Pete A. wrote:
You absolutely do need to make a frame of one row of the hardwood using a full length piece of flooring for each row. I like to make a gap of one half of the grout width, don't try to make it touch the tile, gluing the first row in place. If you have a nail gun, you can carefully nail into the bottom of the groove to keep things in place as the glue hardens. Where the field joins the frame, you may want to use some 80 grit paper to ease the edge, staining the bare wood where the micro-bevel meets.
Great, thanks for the advise. Yes I figured there is no other way, I already started testing with the table saw to make a border. It works OK to cut them standing on the groove side with the blade up 2 inches or so.
The grout is one idea, another could be a very thin metal transition piece, but it's a bit costly. I am doing this to sell the house. I'd put caulking for myself though.
I can't see how I would ever get the nail gun between the tile and the wood? Maybe on the tongue side you mean? I do have one, 18 gauge.
Is there a reason to not touch the tile? In my case I think it's a very good idea to keep it a few mm away, because it helps align the future planks once I get past the angled part, but I'm just wondering in general.
I'm not sure what you mean by field and frame,.. Do you mean just on the angled section? That makes sense because I'll cut those pieces and butt them against the border, so they will lose their bevel. I just hope I can find a similar stain.
Biggest question now is, how do I make sure I end up perfectly flush after the angled section..
I've seen some installs where they worked up the angle, and ended up not meeting flush to the long side, so they ripped the piece just before the long row to adjust, but it ended up having a small 1 inch wide piece in there. I think this may be the only way to do it, is this correct?

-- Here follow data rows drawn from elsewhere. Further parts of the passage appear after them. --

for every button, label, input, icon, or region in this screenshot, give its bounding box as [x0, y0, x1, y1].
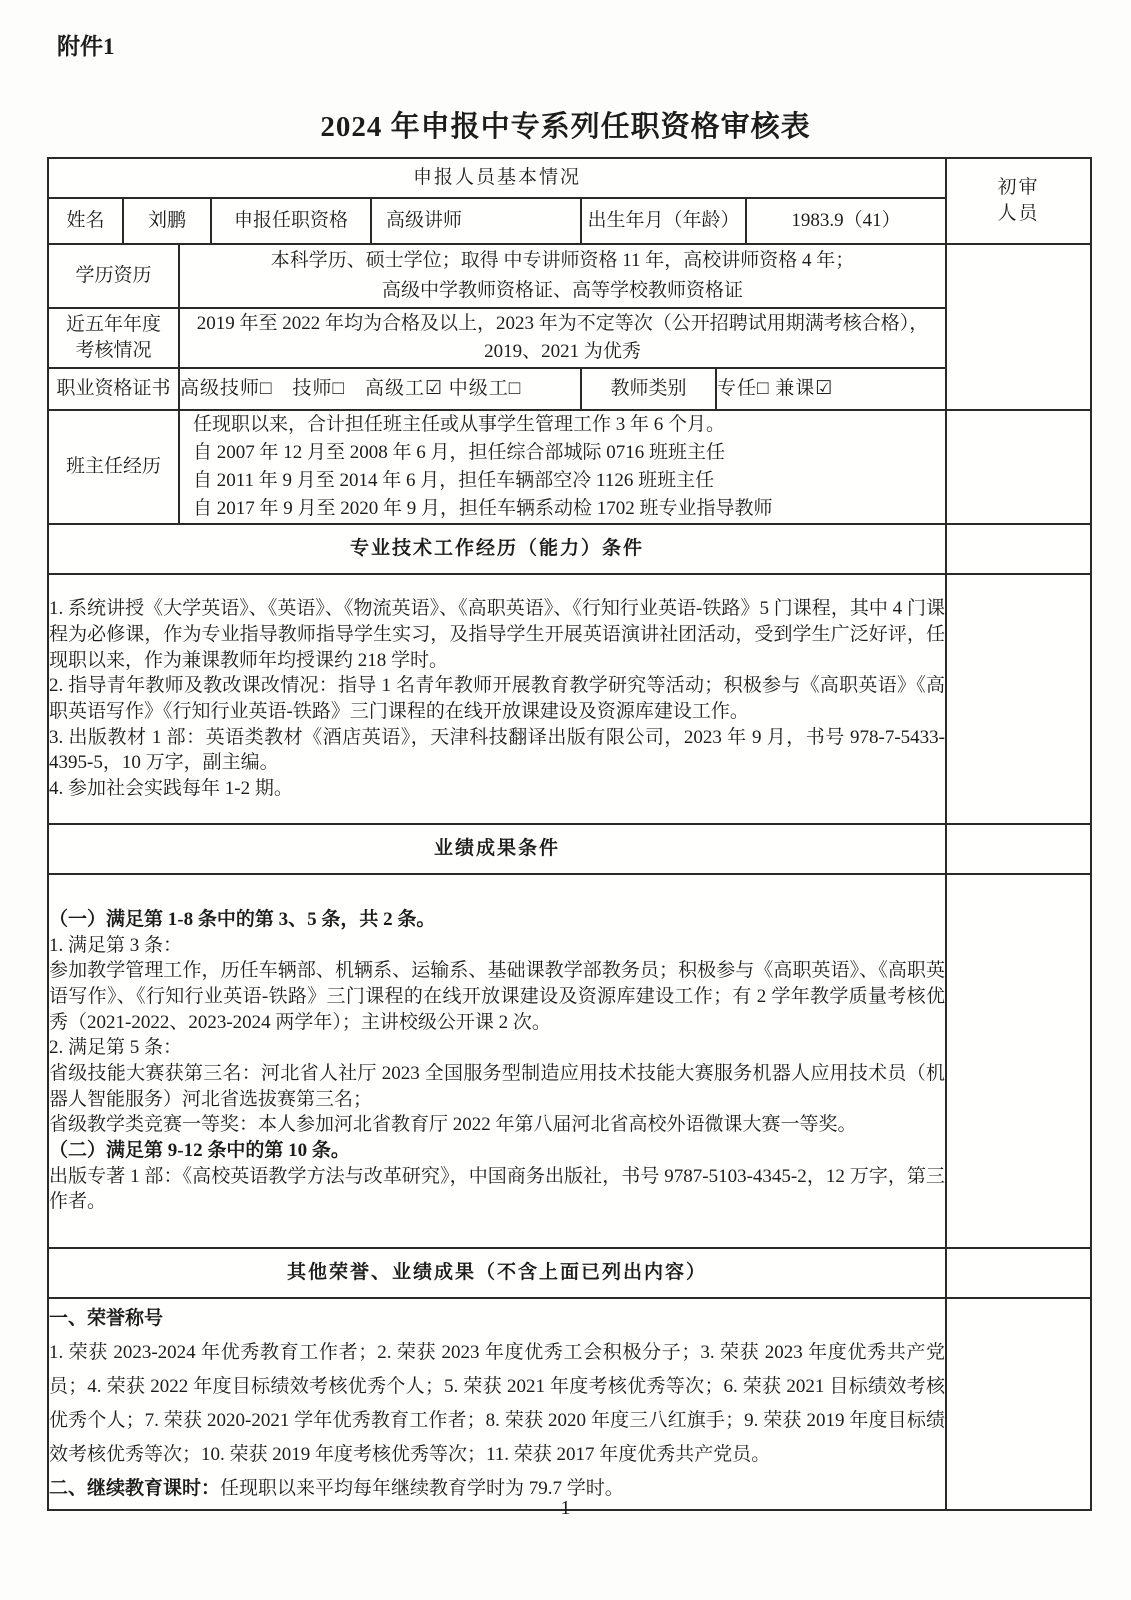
achievement-header-row: 业绩成果条件	[48, 824, 1091, 874]
reviewer-blank-cell-2	[946, 410, 1091, 524]
achievement-item2-body2: 省级教学类竞赛一等奖：本人参加河北省教育厅 2022 年第八届河北省高校外语微课…	[49, 1112, 945, 1138]
achievement-section-title: 业绩成果条件	[48, 824, 946, 874]
assessment-label-line2: 考核情况	[49, 338, 178, 364]
education-line-2: 高级中学教师资格证、高等学校教师资格证	[180, 276, 945, 306]
homeroom-line-3: 自 2011 年 9 月至 2014 年 6 月，担任车辆部空冷 1126 班班…	[180, 467, 945, 495]
scanned-form-page: 附件1 2024 年申报中专系列任职资格审核表 申报人员基本情况 初审 人员 姓…	[0, 0, 1131, 1600]
achievement-body: （一）满足第 1-8 条中的第 3、5 条，共 2 条。 1. 满足第 3 条：…	[48, 874, 946, 1248]
assessment-value: 2019 年至 2022 年均为合格及以上，2023 年为不定等次（公开招聘试用…	[179, 308, 946, 368]
qualification-review-table: 申报人员基本情况 初审 人员 姓名 刘鹏 申报任职资格 高级讲师 出生年月（年龄…	[47, 157, 1092, 1511]
education-row: 学历资历 本科学历、硕士学位；取得 中专讲师资格 11 年，高校讲师资格 4 年…	[48, 244, 1091, 308]
basic-info-section-title: 申报人员基本情况	[48, 158, 946, 198]
other-header-row: 其他荣誉、业绩成果（不含上面已列出内容）	[48, 1248, 1091, 1298]
homeroom-label: 班主任经历	[48, 410, 179, 524]
teacher-type-checkboxes: 专任□ 兼课☑	[716, 368, 946, 410]
protech-body: 1. 系统讲授《大学英语》、《英语》、《物流英语》、《高职英语》、《行知行业英语…	[48, 574, 946, 824]
identity-row: 姓名 刘鹏 申报任职资格 高级讲师 出生年月（年龄） 1983.9（41）	[48, 198, 1091, 244]
reviewer-header-cell: 初审 人员	[946, 158, 1091, 244]
apply-title-value: 高级讲师	[371, 198, 581, 244]
honors-body: 1. 荣获 2023-2024 年优秀教育工作者；2. 荣获 2023 年度优秀…	[49, 1336, 945, 1472]
achievement-item1-body: 参加教学管理工作，历任车辆部、机辆系、运输系、基础课教学部教务员；积极参与《高职…	[49, 958, 945, 1035]
achievement-body-row: （一）满足第 1-8 条中的第 3、5 条，共 2 条。 1. 满足第 3 条：…	[48, 874, 1091, 1248]
continuing-education-body: 任现职以来平均每年继续教育学时为 79.7 学时。	[220, 1478, 624, 1499]
name-label: 姓名	[48, 198, 123, 244]
protech-header-row: 专业技术工作经历（能力）条件	[48, 524, 1091, 574]
protech-paragraph-4: 4. 参加社会实践每年 1-2 期。	[49, 776, 945, 802]
certificate-label: 职业资格证书	[48, 368, 179, 410]
reviewer-blank-cell-4	[946, 574, 1091, 824]
homeroom-value: 任现职以来，合计担任班主任或从事学生管理工作 3 年 6 个月。 自 2007 …	[179, 410, 946, 524]
homeroom-row: 班主任经历 任现职以来，合计担任班主任或从事学生管理工作 3 年 6 个月。 自…	[48, 410, 1091, 524]
document-title: 2024 年申报中专系列任职资格审核表	[0, 104, 1131, 145]
reviewer-blank-cell-7	[946, 1248, 1091, 1298]
achievement-item2-body1: 省级技能大赛获第三名：河北省人社厅 2023 全国服务型制造应用技术技能大赛服务…	[49, 1061, 945, 1112]
reviewer-blank-cell-1	[946, 244, 1091, 410]
honors-heading: 一、荣誉称号	[49, 1302, 945, 1336]
assessment-line-1: 2019 年至 2022 年均为合格及以上，2023 年为不定等次（公开招聘试用…	[180, 310, 945, 338]
certificate-checkboxes: 高级技师□ 技师□ 高级工☑ 中级工□	[179, 368, 581, 410]
homeroom-line-4: 自 2017 年 9 月至 2020 年 9 月，担任车辆系动检 1702 班专…	[180, 495, 945, 523]
page-number: 1	[0, 1497, 1131, 1520]
attachment-label: 附件1	[57, 28, 115, 61]
other-body: 一、荣誉称号 1. 荣获 2023-2024 年优秀教育工作者；2. 荣获 20…	[48, 1298, 946, 1510]
protech-paragraph-1: 1. 系统讲授《大学英语》、《英语》、《物流英语》、《高职英语》、《行知行业英语…	[49, 596, 945, 673]
achievement-part2-body: 出版专著 1 部：《高校英语教学方法与改革研究》，中国商务出版社，书号 9787…	[49, 1164, 945, 1215]
achievement-item2-title: 2. 满足第 5 条：	[49, 1035, 945, 1061]
name-value: 刘鹏	[123, 198, 211, 244]
continuing-education-heading: 二、继续教育课时：	[49, 1478, 220, 1499]
education-label: 学历资历	[48, 244, 179, 308]
assessment-label-line1: 近五年年度	[49, 312, 178, 338]
homeroom-line-2: 自 2007 年 12 月至 2008 年 6 月，担任综合部城际 0716 班…	[180, 439, 945, 467]
reviewer-header-line2: 人员	[947, 201, 1090, 227]
other-section-title: 其他荣誉、业绩成果（不含上面已列出内容）	[48, 1248, 946, 1298]
reviewer-blank-cell-6	[946, 874, 1091, 1248]
reviewer-blank-cell-5	[946, 824, 1091, 874]
apply-title-label: 申报任职资格	[211, 198, 371, 244]
assessment-line-2: 2019、2021 为优秀	[180, 338, 945, 366]
certificate-row: 职业资格证书 高级技师□ 技师□ 高级工☑ 中级工□ 教师类别 专任□ 兼课☑	[48, 368, 1091, 410]
assessment-row: 近五年年度 考核情况 2019 年至 2022 年均为合格及以上，2023 年为…	[48, 308, 1091, 368]
protech-paragraph-2: 2. 指导青年教师及教改课改情况：指导 1 名青年教师开展教育教学研究等活动；积…	[49, 673, 945, 724]
achievement-item1-title: 1. 满足第 3 条：	[49, 933, 945, 959]
birth-label: 出生年月（年龄）	[581, 198, 746, 244]
assessment-label: 近五年年度 考核情况	[48, 308, 179, 368]
other-body-row: 一、荣誉称号 1. 荣获 2023-2024 年优秀教育工作者；2. 荣获 20…	[48, 1298, 1091, 1510]
teacher-type-label: 教师类别	[581, 368, 716, 410]
reviewer-header-line1: 初审	[947, 175, 1090, 201]
birth-value: 1983.9（41）	[746, 198, 946, 244]
protech-body-row: 1. 系统讲授《大学英语》、《英语》、《物流英语》、《高职英语》、《行知行业英语…	[48, 574, 1091, 824]
education-value: 本科学历、硕士学位；取得 中专讲师资格 11 年，高校讲师资格 4 年； 高级中…	[179, 244, 946, 308]
protech-paragraph-3: 3. 出版教材 1 部：英语类教材《酒店英语》，天津科技翻译出版有限公司，202…	[49, 725, 945, 776]
achievement-part2-heading: （二）满足第 9-12 条中的第 10 条。	[49, 1138, 945, 1164]
homeroom-line-1: 任现职以来，合计担任班主任或从事学生管理工作 3 年 6 个月。	[180, 411, 945, 439]
achievement-part1-heading: （一）满足第 1-8 条中的第 3、5 条，共 2 条。	[49, 907, 945, 933]
protech-section-title: 专业技术工作经历（能力）条件	[48, 524, 946, 574]
education-line-1: 本科学历、硕士学位；取得 中专讲师资格 11 年，高校讲师资格 4 年；	[180, 246, 945, 276]
reviewer-blank-cell-8	[946, 1298, 1091, 1510]
reviewer-blank-cell-3	[946, 524, 1091, 574]
basic-info-header-row: 申报人员基本情况 初审 人员	[48, 158, 1091, 198]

In my case the width(height probably?) of the angled section is almost absolutely perfectly matched to the width of 6 planks, so I have to ensure my distance from the tiles is very accurate. I guess I have to do a test fit, put some shims in then put glue down, floor on top and push it against the shims so it can set in the correct place. I could use some 18 gauge nails on the tongue side I guess,.. the cleats will probably shift things so it's not advisable?